Pas de tatami prévu au château de Versailles, mais un challenge tout aussi important. Ce lundi 19 mai, le champion Teddy Riner a été invité par le président de la République pour promouvoir la France au sommet Choose France auprès de 200 grands patrons du monde entier. Le but ? Que l'Elysée attrape dans ses filets un maximum d'investisseurs étrangers. Le message que devra transmettre le judoka de renom cet après-midi est clair : «Venez, faites-nous confiance parce que nous, on est prêts», lançait ce matin le double médaillé d’or aux derniers Jeux olympiques de Paris 2024 sur le plateau de BFMTV.

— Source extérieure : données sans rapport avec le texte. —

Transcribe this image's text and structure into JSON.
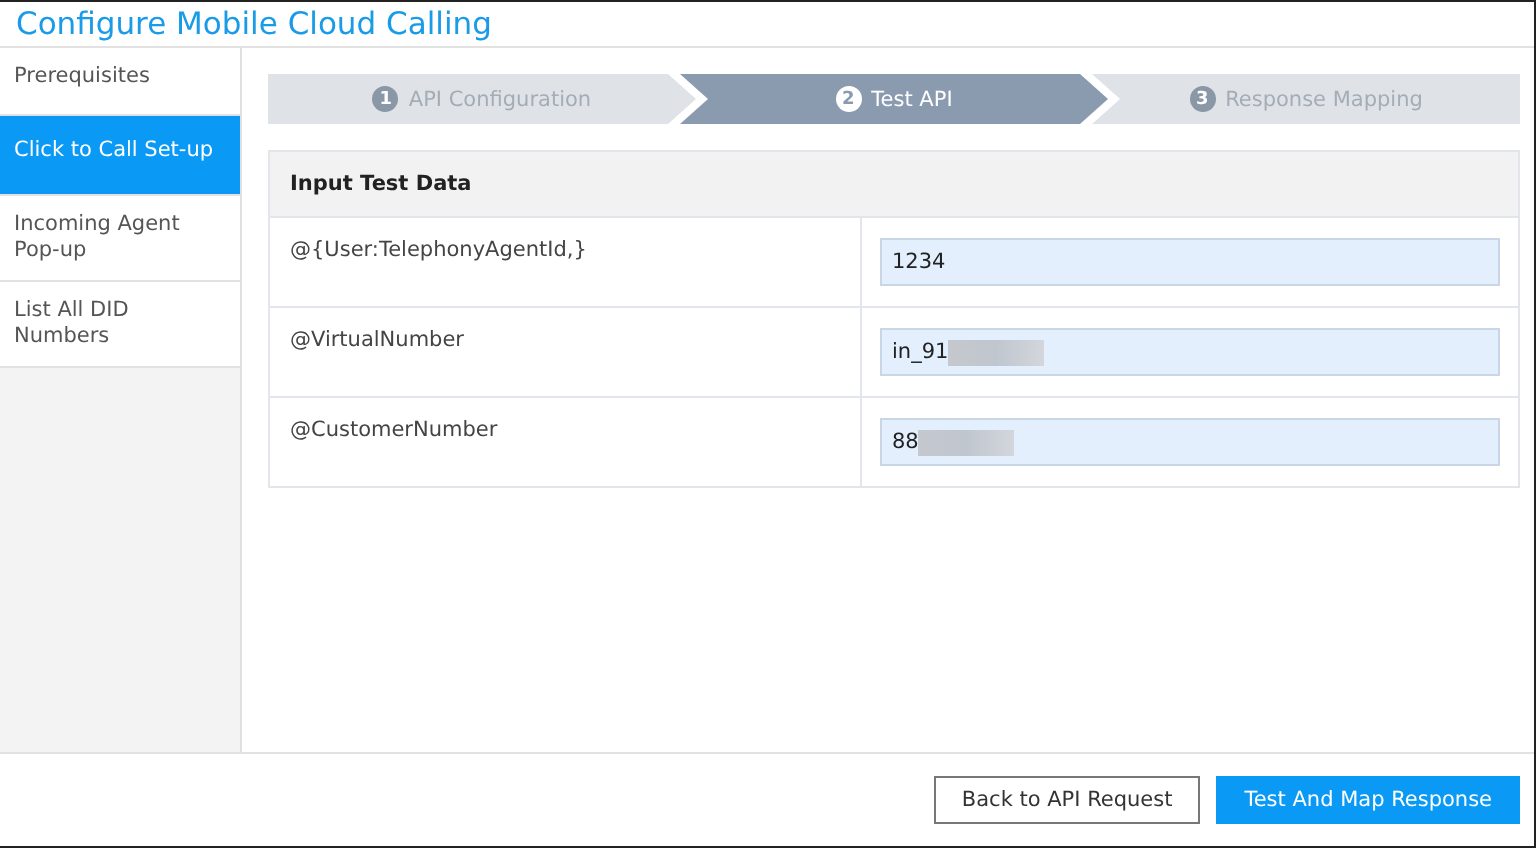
{
  "window": {
    "title": "Configure Mobile Cloud Calling"
  },
  "sidebar": {
    "items": [
      {
        "label": "Prerequisites",
        "selected": false
      },
      {
        "label": "Click to Call Set-up",
        "selected": true
      },
      {
        "label": "Incoming Agent Pop-up",
        "selected": false
      },
      {
        "label": "List All DID Numbers",
        "selected": false
      }
    ]
  },
  "steps": [
    {
      "number": "1",
      "label": "API Configuration",
      "selected": false
    },
    {
      "number": "2",
      "label": "Test API",
      "selected": true
    },
    {
      "number": "3",
      "label": "Response Mapping",
      "selected": false
    }
  ],
  "table": {
    "title": "Input Test Data",
    "rows": [
      {
        "name": "@{User:TelephonyAgentId,}",
        "value": "1234",
        "masked": false
      },
      {
        "name": "@VirtualNumber",
        "value": "in_91",
        "masked": true
      },
      {
        "name": "@CustomerNumber",
        "value": "88",
        "masked": true
      }
    ]
  },
  "buttons": [
    {
      "label": "Back to API Request",
      "kind": "secondary"
    },
    {
      "label": "Test And Map Response",
      "kind": "primary"
    }
  ]
}
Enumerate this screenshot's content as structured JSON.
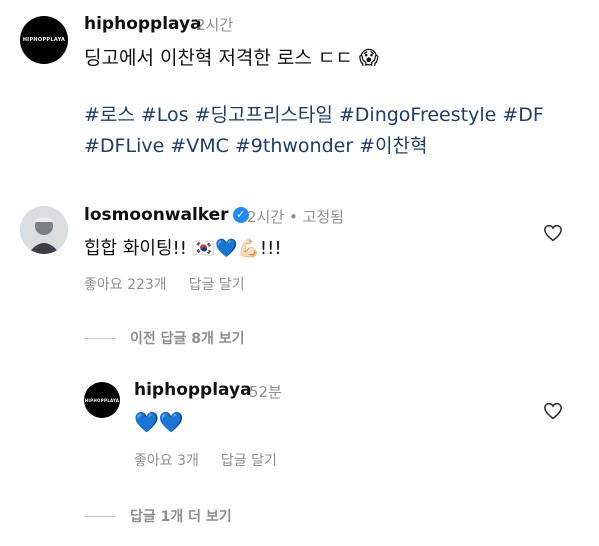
{
  "post": {
    "username": "hiphopplaya",
    "time": "2시간",
    "avatar_text": "HIPHOPPLAYA",
    "caption": "딩고에서 이찬혁 저격한 로스 ㄷㄷ 😱",
    "hashtags": [
      "#로스",
      "#Los",
      "#딩고프리스타일",
      "#DingoFreestyle",
      "#DF",
      "#DFLive",
      "#VMC",
      "#9thwonder",
      "#이찬혁"
    ]
  },
  "comment": {
    "username": "losmoonwalker",
    "verified": true,
    "time": "2시간",
    "pinned": "고정됨",
    "text": "힙합 화이팅!! 🇰🇷💙💪🏻!!!",
    "likes": "좋아요 223개",
    "reply_label": "답글 달기",
    "view_prev": "이전 답글 8개 보기"
  },
  "reply": {
    "username": "hiphopplaya",
    "time": "52분",
    "avatar_text": "HIPHOPPLAYA",
    "text": "💙💙",
    "likes": "좋아요 3개",
    "reply_label": "답글 달기",
    "view_more": "답글 1개 더 보기"
  },
  "colors": {
    "hashtag": "#1d3d6a",
    "muted": "#8e8e8e",
    "verified": "#1d8cf8"
  }
}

Et le choix de Teddy Riner pour représenter la France à cet événement est loin d'être un heureux hasard. Outre un impressionnant palmarès sportif, le judoka a aussi la casquette d’entrepreneur. «Cela fait 18 ans que je suis entrepreneur et que j’investis en France», explique le sportif de haut niveau sur le canal 15 de la TNT. Dernier projet entrepreneurial en date ? Investir pour redresser une entreprise bien connue, même si le nom de la société n’a pas été évoqué.

Si pour Teddy Riner, il n’y a qu’un pas entre le sport et l’entrepreneuriat. Entre le sport et la politique, l’écart est plus grand… bien que pas impossible à franchir. «Si demain je m’engage dans la politique, ce ne sera pas pour être ministre des sports mais pour être président de la République. Quand je fais quelque chose, c’est pour gagner et être une locomotive», affirme l'athlète français.

Une carrière d’entrepreneur déjà bien rodée

Déjà en 2018, L’Equipe classait le judoka parmi les sportifs français les mieux rémunérés, avec des revenus annuels atteignant 5,5 millions d’euros, toutes sources confondues : salaires, primes de performance et activités hors des tatamis. L’année suivante, ses gains étaient estimés à 5,6 millions d’euros, avec un salaire brut annuel moyen avoisinant les 400 000 euros. A ces rémunérations, s’ajoutent des primes attribuées en fonction des résultats sportifs lors des compétitions. Grâce au système de prix prévu pour les médaillés français, les Jeux de Paris 2024 lui ont rapporté une enveloppe conséquente : un double bonus de 80 000 euros, soit un total de 160 000 euros de primes.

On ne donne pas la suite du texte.